Ci sono diversi aspetti. Innanzitutto, per me è fantastico atterrare in Italia, un Paese che amo profondamente, per poi spostarmi a suonare nella vicina Svizzera. Il pubblico svizzero e quello italiano condividono lo stesso calore. Ogni volta che mi esibisco in questi contesti, sento che le persone mi offrono una reale opportunità di raccontare la mia storia e suonare la mia musica. E quando lo faccio, percepisco chiaramente che il pubblico coglie ogni singola emozione, che si tratti di un sorriso o di una lacrima. Questo è tutto ciò che posso chiedere: lasciare il palco sapendo che le persone si sono emozionate e tornano a casa portando con sé speranza, gioia e felicità.
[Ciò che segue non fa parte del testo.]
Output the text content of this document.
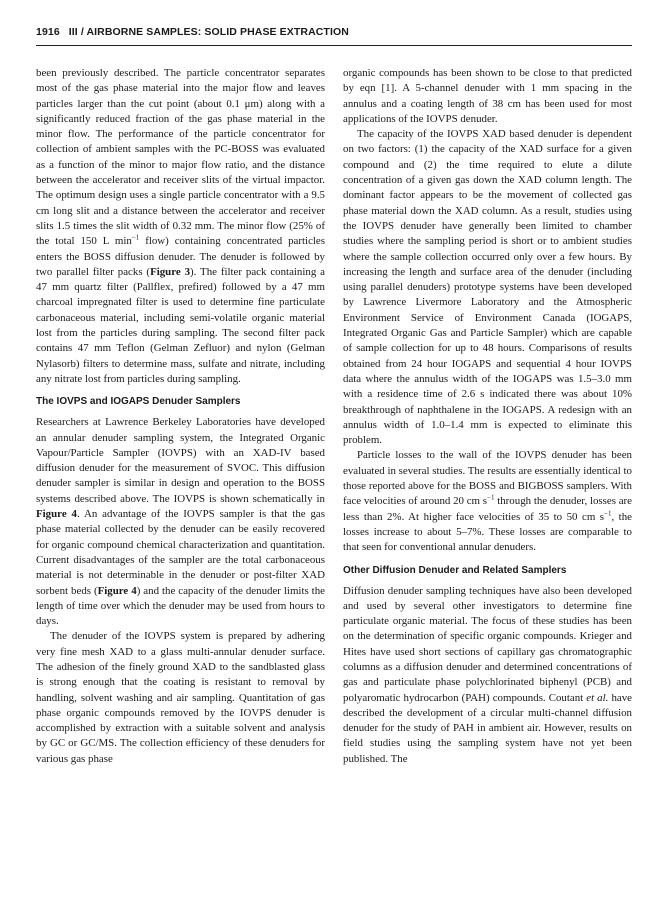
1916 III / AIRBORNE SAMPLES: SOLID PHASE EXTRACTION

been previously described. The particle concentrator separates most of the gas phase material into the major flow and leaves particles larger than the cut point (about 0.1 μm) along with a significantly reduced fraction of the gas phase material in the minor flow. The performance of the particle concentrator for collection of ambient samples with the PC-BOSS was evaluated as a function of the minor to major flow ratio, and the distance between the accelerator and receiver slits of the virtual impactor. The optimum design uses a single particle concentrator with a 9.5 cm long slit and a distance between the accelerator and receiver slits 1.5 times the slit width of 0.32 mm. The minor flow (25% of the total 150 L $\min^{-1}$ flow) containing concentrated particles enters the BOSS diffusion denuder. The denuder is followed by two parallel filter packs (Figure 3). The filter pack containing a 47 mm quartz filter (Pallflex, prefired) followed by a 47 mm charcoal impregnated filter is used to determine fine particulate carbonaceous material, including semi-volatile organic material lost from the particles during sampling. The second filter pack contains 47 mm Teflon (Gelman Zefluor) and nylon (Gelman Nylasorb) filters to determine mass, sulfate and nitrate, including any nitrate lost from particles during sampling.

The IOVPS and IOGAPS Denuder Samplers

Researchers at Lawrence Berkeley Laboratories have developed an annular denuder sampling system, the Integrated Organic Vapour/Particle Sampler (IOVPS) with an XAD-IV based diffusion denuder for the measurement of SVOC. This diffusion denuder sampler is similar in design and operation to the BOSS systems described above. The IOVPS is shown schematically in Figure 4. An advantage of the IOVPS sampler is that the gas phase material collected by the denuder can be easily recovered for organic compound chemical characterization and quantitation. Current disadvantages of the sampler are the total carbonaceous material is not determinable in the denuder or post-filter XAD sorbent beds (Figure 4) and the capacity of the denuder limits the length of time over which the denuder may be used from hours to days.

The denuder of the IOVPS system is prepared by adhering very fine mesh XAD to a glass multi-annular denuder surface. The adhesion of the finely ground XAD to the sandblasted glass is strong enough that the coating is resistant to removal by handling, solvent washing and air sampling. Quantitation of gas phase organic compounds removed by the IOVPS denuder is accomplished by extraction with a suitable solvent and analysis by GC or GC/MS. The collection efficiency of these denuders for various gas phase

organic compounds has been shown to be close to that predicted by eqn [1]. A 5-channel denuder with 1 mm spacing in the annulus and a coating length of 38 cm has been used for most applications of the IOVPS denuder.

The capacity of the IOVPS XAD based denuder is dependent on two factors: (1) the capacity of the XAD surface for a given compound and (2) the time required to elute a dilute concentration of a given gas down the XAD column length. The dominant factor appears to be the movement of collected gas phase material down the XAD column. As a result, studies using the IOVPS denuder have generally been limited to chamber studies where the sampling period is short or to ambient studies where the sample collection occurred only over a few hours. By increasing the length and surface area of the denuder (including using parallel denuders) prototype systems have been developed by Lawrence Livermore Laboratory and the Atmospheric Environment Service of Environment Canada (IOGAPS, Integrated Organic Gas and Particle Sampler) which are capable of sample collection for up to 48 hours. Comparisons of results obtained from 24 hour IOGAPS and sequential 4 hour IOVPS data where the annulus width of the IOGAPS was 1.5–3.0 mm with a residence time of 2.6 s indicated there was about 10% breakthrough of naphthalene in the IOGAPS. A redesign with an annulus width of 1.0–1.4 mm is expected to eliminate this problem.

Particle losses to the wall of the IOVPS denuder has been evaluated in several studies. The results are essentially identical to those reported above for the BOSS and BIGBOSS samplers. With face velocities of around 20 cm $s^{-1}$ through the denuder, losses are less than 2%. At higher face velocities of 35 to 50 cm $s^{-1}$, the losses increase to about 5–7%. These losses are comparable to that seen for conventional annular denuders.

Other Diffusion Denuder and Related Samplers

Diffusion denuder sampling techniques have also been developed and used by several other investigators to determine fine particulate organic material. The focus of these studies has been on the determination of specific organic compounds. Krieger and Hites have used short sections of capillary gas chromatographic columns as a diffusion denuder and determined concentrations of gas and particulate phase polychlorinated biphenyl (PCB) and polyaromatic hydrocarbon (PAH) compounds. Coutant et al. have described the development of a circular multi-channel diffusion denuder for the study of PAH in ambient air. However, results on field studies using the sampling system have not yet been published. The
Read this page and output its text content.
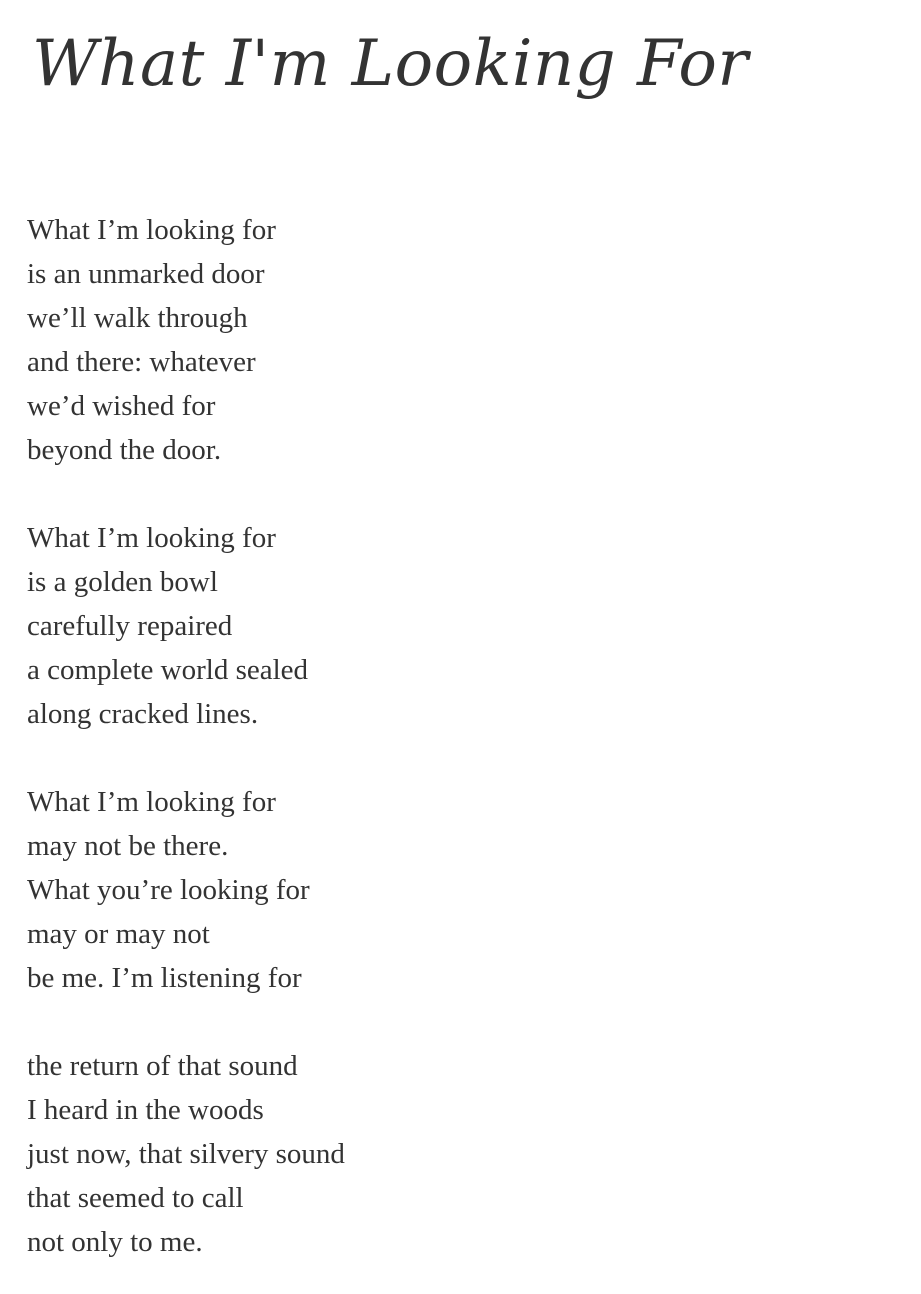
What I'm Looking For

What I’m looking for
is an unmarked door
we’ll walk through
and there: whatever
we’d wished for
beyond the door.

What I’m looking for
is a golden bowl
carefully repaired
a complete world sealed
along cracked lines.

What I’m looking for
may not be there.
What you’re looking for
may or may not
be me. I’m listening for

the return of that sound
I heard in the woods
just now, that silvery sound
that seemed to call
not only to me.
Inoltre, c’è un legame profondo e personale con questo evento: quando ero un giovanissimo chitarrista all’inizio della mia carriera, credo intorno ai 22 o 23 anni, venni a suonare a Lugano per una sera proprio al fianco di Willie Kent. Tornare oggi dopo tanti anni con il mio nome, cantando le mie canzoni e presentando i miei album, è una splendida opportunità per mostrare al pubblico l’evoluzione della mia storia personale e musicale sul palco. Io e la mia band siamo davvero entusiasti di questa avventura.

Guy Ti ringrazio moltissimo per la tua disponibilità, ci vediamo a Lugano per un saluto di persona.

 Meraviglioso, vieni sicuramente a salutarmi prima o dopo lo show. Ci vediamo a Lugano!